A lack of round of 16 upsets meant the Gunners were bereft of so-called 'easy' draws, and UEFA's string-pullers - John Obi Mikel, in this case - paired Arsenal, who were first out of the hat, with Bayern Munich.

Dread it, run from it, the Bavarians arrive all the same.

Bayern knocked Arsenal out of this competition three times in the round of 16 between 2013 and 2017. The last three meetings between the two clubs have ended in 5-1 victories for the ruthless Germans. The Gunners' recent history in this fixture is bleak, but there's reason for optimism heading into the club's first Champions League quarter-final tie since 2010.

A potential tie against Real Madrid or Manchester City in the last four can be discussed at a later date. Bayern must be bypassed first.

3 positives & negatives from Arsenal drawing Bayern Munich in Champions League quarter-finals

Here are the positives and negatives from Friday's Champions League draw.

Positive #1: A Bayern unlike previous Bayerns

Bayer 04 Leverkusen v FC Bayern München - Bundesliga
Bayern are set to relinquish their Bundesliga crown to Bayer Leverkusen / Ralf Ibing - firo sportphoto/GettyImages

The Bayern teams of yesteryear were comfortably superior to the late iterations of Arsene Wenger's Arsenal. While Die Roten were romping to league title after league title with their litany of superstars across the board, a period of dysfunction and toxicity was beginning to cloud over north London.

Things are different now, and Mikel Arteta's Arsenal will back themselves to get at Thomas Tuchel's men.

This is a Bayern side that should've surrendered their Bundesliga crown last season, but surely will this time around. Bayer Leverkusen are streaking clear at the summit, with their head-to-head duel in February depicting a gulf in quality.

Tuchel's side have failed to deliver in key moments and often been bereft of the ruthless cohesion which defined imperious Bayern outfits of the recent past. The lack of an enforcer in midfield has hindered their ability to defend transitions, with their high line being breached far more often than Tuchel plans it to be.
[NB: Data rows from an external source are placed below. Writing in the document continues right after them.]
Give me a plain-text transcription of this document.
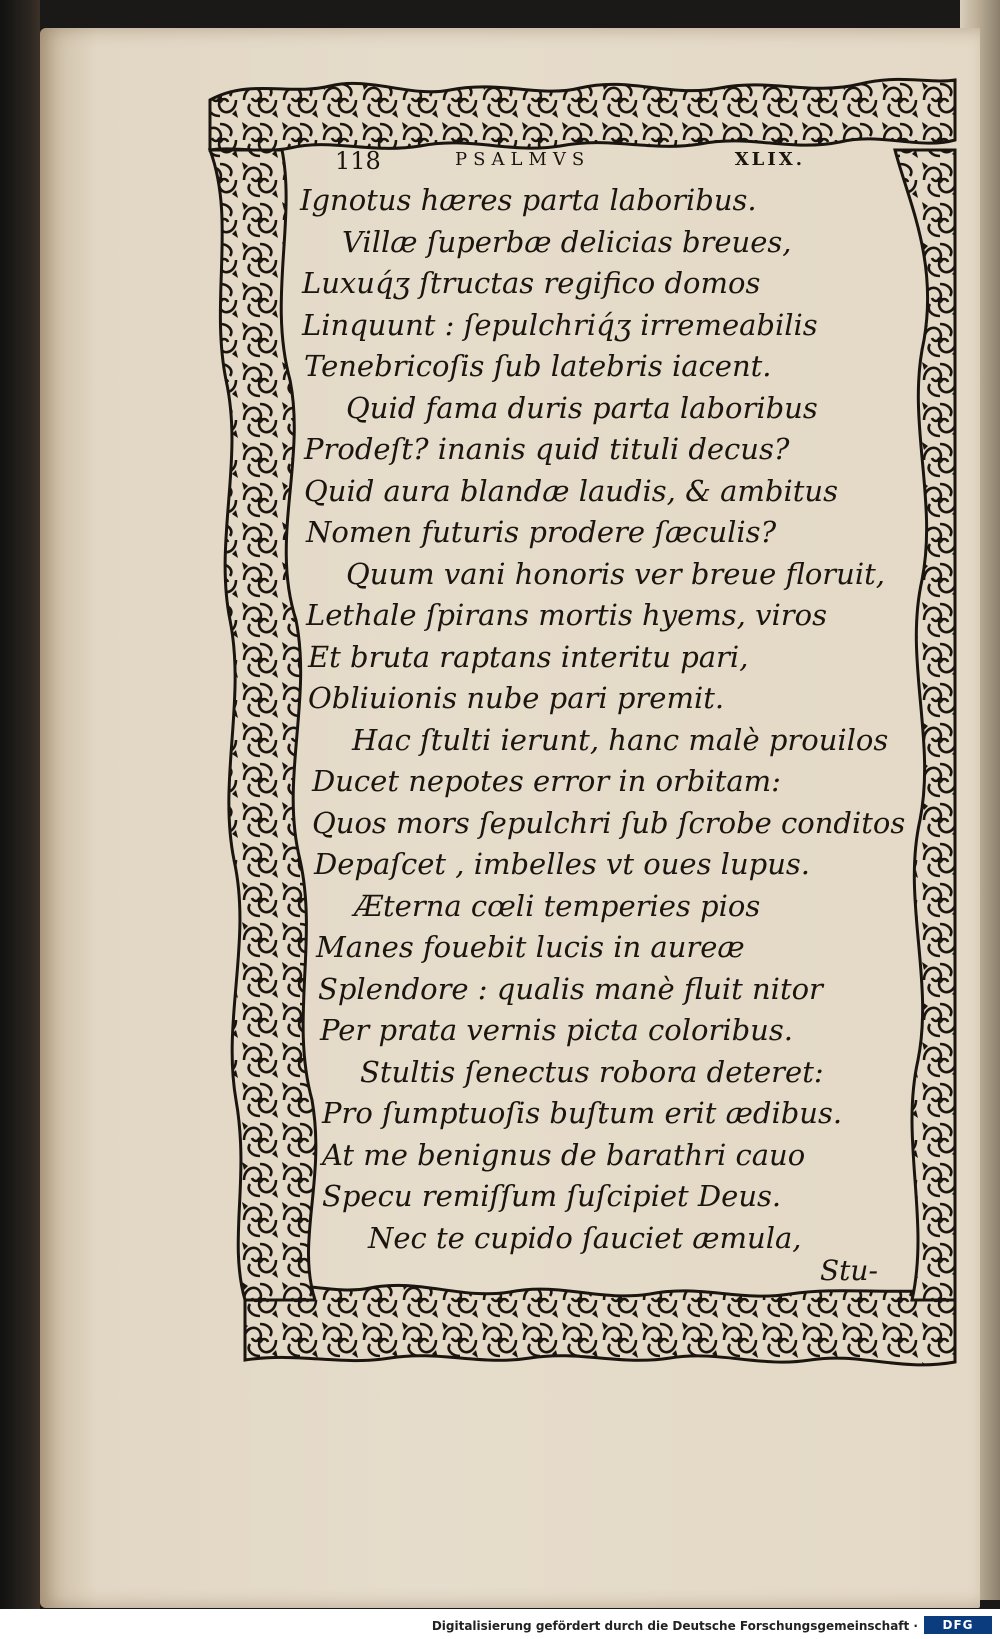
118	PSALMVS	XLIX.
Ignotus hæres parta laboribus.
Villæ ſuperbæ delicias breues,
Luxuq́ʒ ſtructas regifico domos
Linquunt : ſepulchriq́ʒ irremeabilis
Tenebricoſis ſub latebris iacent.
Quid fama duris parta laboribus
Prodeſt? inanis quid tituli decus?
Quid aura blandæ laudis, & ambitus
Nomen futuris prodere ſæculis?
Quum vani honoris ver breue floruit,
Lethale ſpirans mortis hyems, viros
Et bruta raptans interitu pari,
Obliuionis nube pari premit.
Hac ſtulti ierunt, hanc malè prouilos
Ducet nepotes error in orbitam:
Quos mors ſepulchri ſub ſcrobe conditos
Depaſcet , imbelles vt oues lupus.
Æterna cœli temperies pios
Manes fouebit lucis in aureæ
Splendore : qualis manè fluit nitor
Per prata vernis picta coloribus.
Stultis ſenectus robora deteret:
Pro ſumptuoſis buſtum erit ædibus.
At me benignus de barathri cauo
Specu remiſſum ſuſcipiet Deus.
Nec te cupido ſauciet æmula,
Stu-
Digitalisierung gefördert durch die Deutsche Forschungsgemeinschaft ·	DFG
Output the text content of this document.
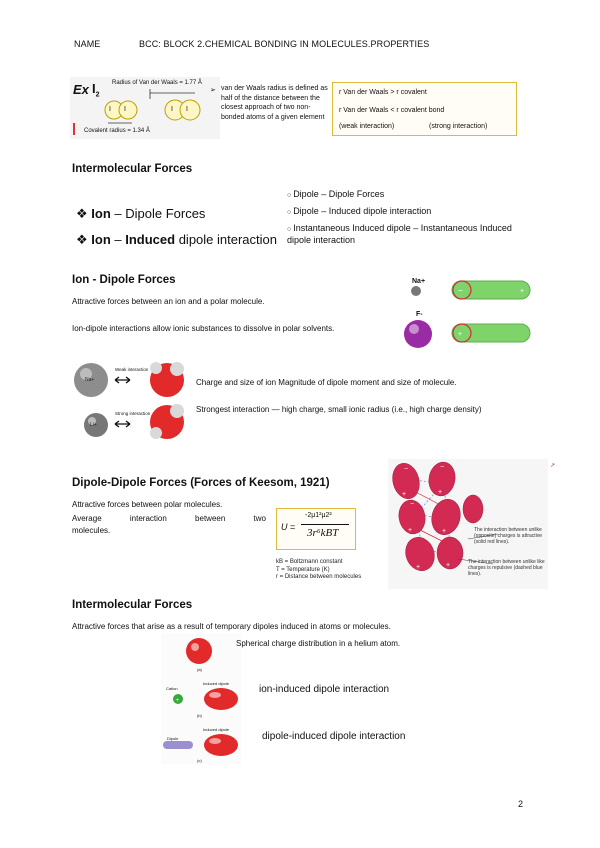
NAME	BCC: BLOCK 2.CHEMICAL BONDING IN MOLECULES.PROPERTIES
Ex $I_2$
Radius of Van der Waals = 1.77 Å
I I	I I
Covalent radius = 1.34 Å
➢ van der Waals radius is defined as half of the distance between the closest approach of two non-bonded atoms of a given element
r Van der Waals > r covalent
r Van der Waals < r covalent bond
(weak interaction)	(strong interaction)
Intermolecular Forces
❖ Ion – Dipole Forces
❖ Ion – Induced dipole interaction
○ Dipole – Dipole Forces
○ Dipole – Induced dipole interaction
○ Instantaneous Induced dipole – Instantaneous Induced dipole interaction
Ion - Dipole Forces
Attractive forces between an ion and a polar molecule.
Ion-dipole interactions allow ionic substances to dissolve in polar solvents.
Na+
F-
−	+
+
Weak interaction
Strong interaction
Na+
Li+
Charge and size of ion Magnitude of dipole moment and size of molecule.
Strongest interaction — high charge, small ionic radius (i.e., high charge density)
Dipole-Dipole Forces (Forces of Keesom, 1921)
Attractive forces between polar molecules.
Average	interaction	between	two
molecules.	U =
-2μ1²μ2²
3r⁶kBT
kB = Boltzmann constant
T = Temperature (K)
r = Distance between molecules
+	+
+	+
+	+
−	−
−
The interaction between unlike (opposite) charges is attractive (solid red lines).
The interaction between unlike like charges is repulsive (dashed blue lines).
↗
Intermolecular Forces
Attractive forces that arise as a result of temporary dipoles induced in atoms or molecules.
+
(a)
Cation
Induced dipole
(b)
Dipole
Induced dipole
(c)
Spherical charge distribution in a helium atom.
ion-induced dipole interaction
dipole-induced dipole interaction
2
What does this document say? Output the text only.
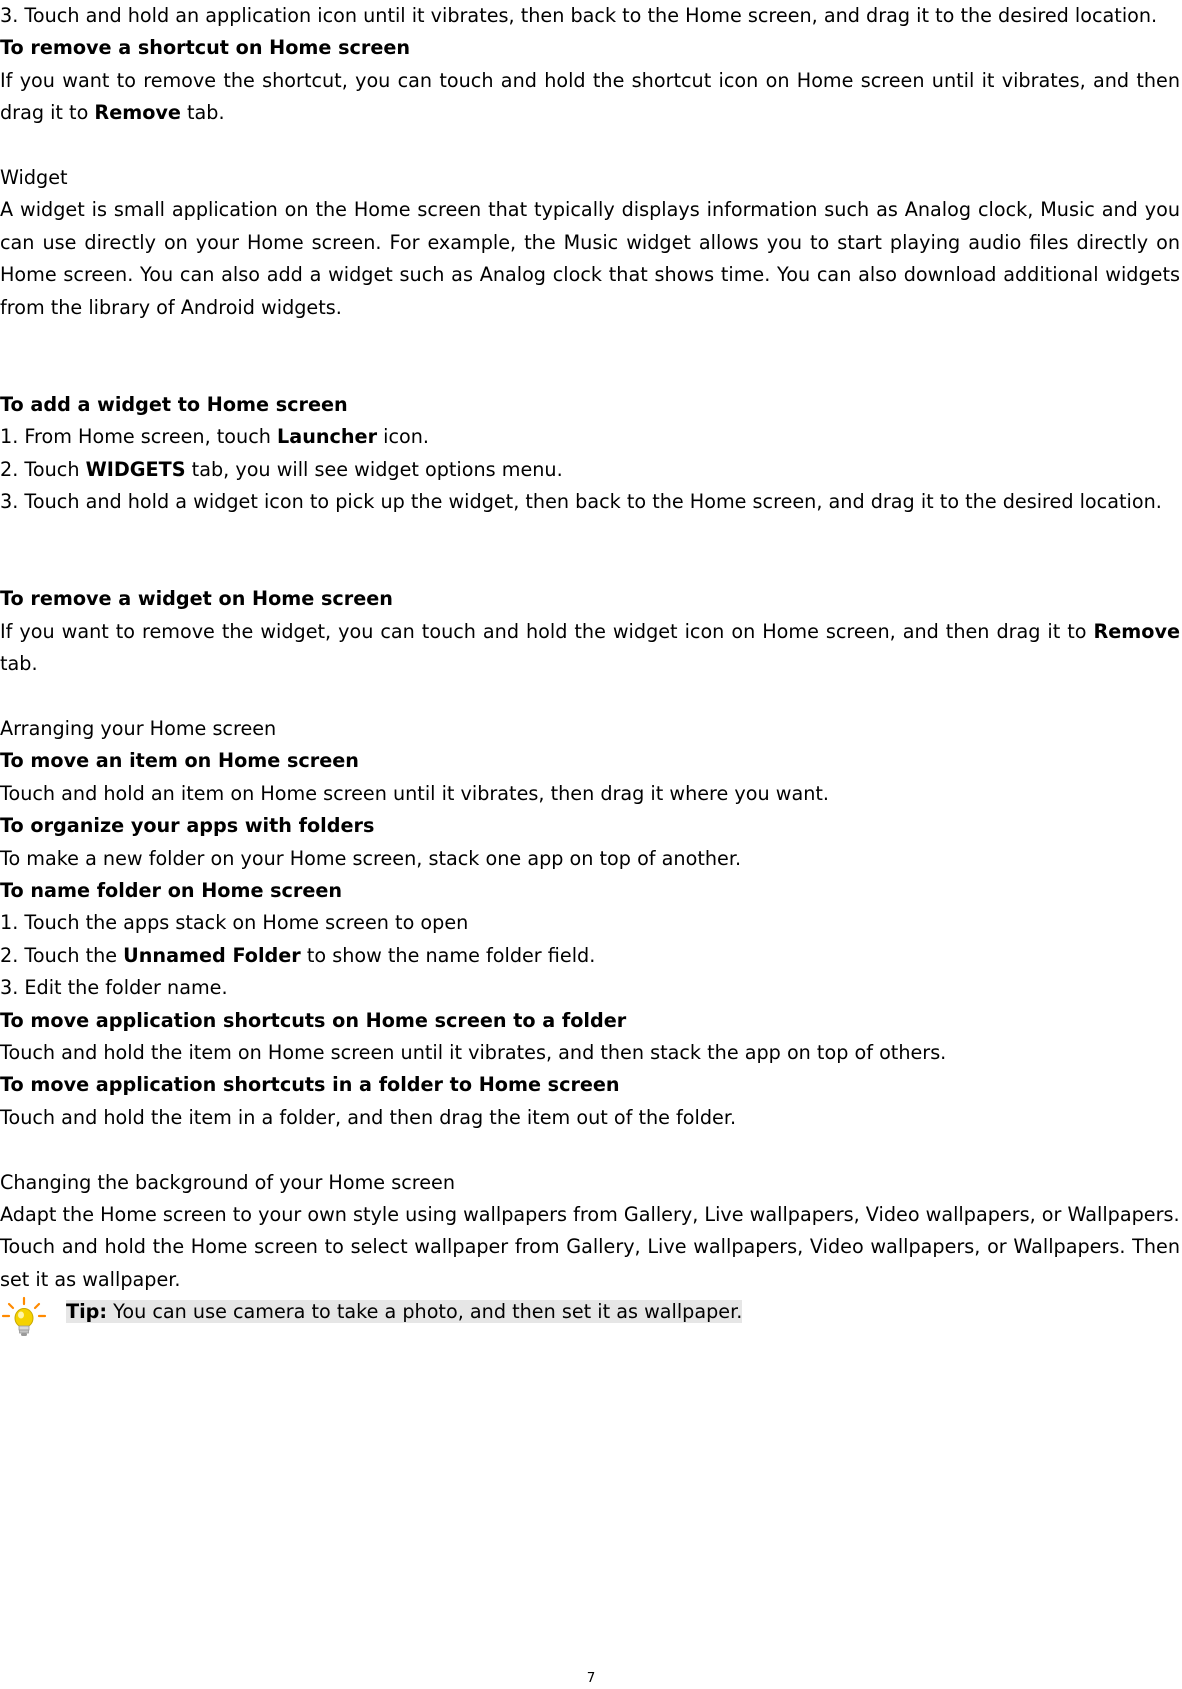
3. Touch and hold an application icon until it vibrates, then back to the Home screen, and drag it to the desired location.

To remove a shortcut on Home screen

If you want to remove the shortcut, you can touch and hold the shortcut icon on Home screen until it vibrates, and then drag it to Remove tab.

Widget

A widget is small application on the Home screen that typically displays information such as Analog clock, Music and you can use directly on your Home screen. For example, the Music widget allows you to start playing audio files directly on Home screen. You can also add a widget such as Analog clock that shows time. You can also download additional widgets from the library of Android widgets.

To add a widget to Home screen

1. From Home screen, touch Launcher icon.

2. Touch WIDGETS tab, you will see widget options menu.

3. Touch and hold a widget icon to pick up the widget, then back to the Home screen, and drag it to the desired location.

To remove a widget on Home screen

If you want to remove the widget, you can touch and hold the widget icon on Home screen, and then drag it to Remove tab.

Arranging your Home screen

To move an item on Home screen

Touch and hold an item on Home screen until it vibrates, then drag it where you want.

To organize your apps with folders

To make a new folder on your Home screen, stack one app on top of another.

To name folder on Home screen

1. Touch the apps stack on Home screen to open

2. Touch the Unnamed Folder to show the name folder field.

3. Edit the folder name.

To move application shortcuts on Home screen to a folder

Touch and hold the item on Home screen until it vibrates, and then stack the app on top of others.

To move application shortcuts in a folder to Home screen

Touch and hold the item in a folder, and then drag the item out of the folder.

Changing the background of your Home screen

Adapt the Home screen to your own style using wallpapers from Gallery, Live wallpapers, Video wallpapers, or Wallpapers.

Touch and hold the Home screen to select wallpaper from Gallery, Live wallpapers, Video wallpapers, or Wallpapers. Then set it as wallpaper.

Tip: You can use camera to take a photo, and then set it as wallpaper.
7
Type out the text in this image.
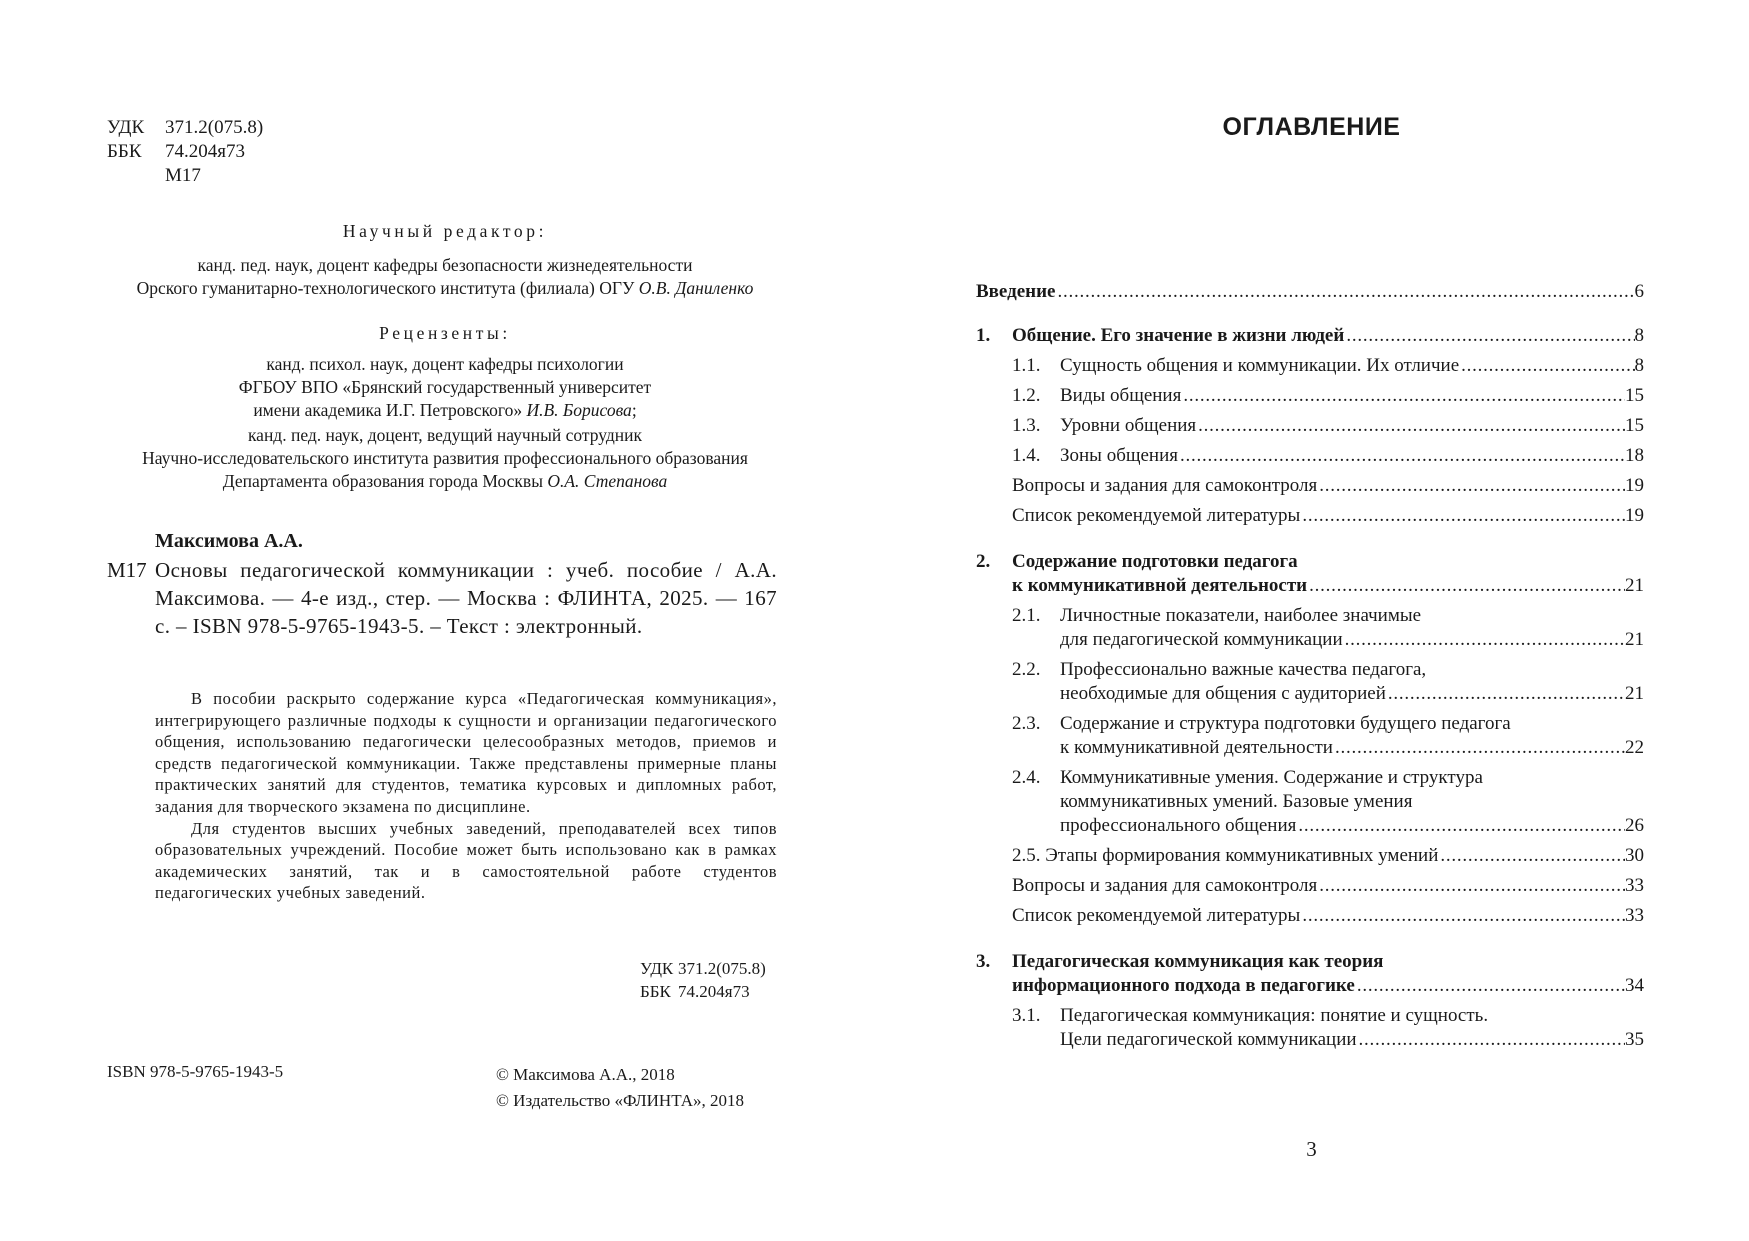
УДК	371.2(075.8)
ББК	74.204я73
М17
Научный редактор:
канд. пед. наук, доцент кафедры безопасности жизнедеятельности
Орского гуманитарно-технологического института (филиала) ОГУ О.В. Даниленко
Рецензенты:
канд. психол. наук, доцент кафедры психологии
ФГБОУ ВПО «Брянский государственный университет
имени академика И.Г. Петровского» И.В. Борисова;
канд. пед. наук, доцент, ведущий научный сотрудник
Научно-исследовательского института развития профессионального образования
Департамента образования города Москвы О.А. Степанова
Максимова А.А.
М17 Основы педагогической коммуникации : учеб. пособие / А.А. Максимова. — 4-е изд., стер. — Москва : ФЛИНТА, 2025. — 167 с. – ISBN 978-5-9765-1943-5. – Текст : электронный.

В пособии раскрыто содержание курса «Педагогическая коммуникация», интегрирующего различные подходы к сущности и организации педагогического общения, использованию педагогически целесообразных методов, приемов и средств педагогической коммуникации. Также представлены примерные планы практических занятий для студентов, тематика курсовых и дипломных работ, задания для творческого экзамена по дисциплине.

Для студентов высших учебных заведений, преподавателей всех типов образовательных учреждений. Пособие может быть использовано как в рамках академических занятий, так и в самостоятельной работе студентов педагогических учебных заведений.

УДК 371.2(075.8)
ББК 74.204я73
ISBN 978-5-9765-1943-5	© Максимова А.А., 2018
© Издательство «ФЛИНТА», 2018
ОГЛАВЛЕНИЕ
Введение . . .	6
1.	Общение. Его значение в жизни людей . . .	8
1.1.	Сущность общения и коммуникации. Их отличие . . .	8
1.2.	Виды общения . . .	15
1.3.	Уровни общения . . .	15
1.4.	Зоны общения . . .	18
Вопросы и задания для самоконтроля . . .	19
Список рекомендуемой литературы . . .	19
2.	Содержание подготовки педагога
к коммуникативной деятельности . . .	21
2.1.	Личностные показатели, наиболее значимые
для педагогической коммуникации . . .	21
2.2.	Профессионально важные качества педагога,
необходимые для общения с аудиторией . . .	21
2.3.	Содержание и структура подготовки будущего педагога
к коммуникативной деятельности . . .	22
2.4.	Коммуникативные умения. Содержание и структура
коммуникативных умений. Базовые умения
профессионального общения . . .	26
2.5. Этапы формирования коммуникативных умений . . .	30
Вопросы и задания для самоконтроля . . .	33
Список рекомендуемой литературы . . .	33
3.	Педагогическая коммуникация как теория
информационного подхода в педагогике . . .	34
3.1.	Педагогическая коммуникация: понятие и сущность.
Цели педагогической коммуникации . . .	35
3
Manuel Neuer also hasn't found top gear since returning to the fold.

Against a side of Arsenal's slickness and speed in possession, Bayern could struggle. I mean, they've got Eric bloody Dier leading their backline, for crying out loud.

Negative #1: Bayern's chance to rest players

By the time these fixtures roll around, the Bundesliga title is set to be out of Bayern's grasp following 12 tyrannical years at the league's summit.

Leverkusen's lead at the top is ten points, and they've shown no sign of giving Bayern, who have looked better in recent outings, a sniff.

Thus, with the league gone, Tuchel is set to focus all his energy on securing the second Champions League title of his managerial career. The Bayern boss will have the luxury to rest and rotate in and around the two legs with Arsenal. Arteta, on the contrary, won't have such freedom with the Gunners in the middle of a fiercely contested three-horse Premier League title race.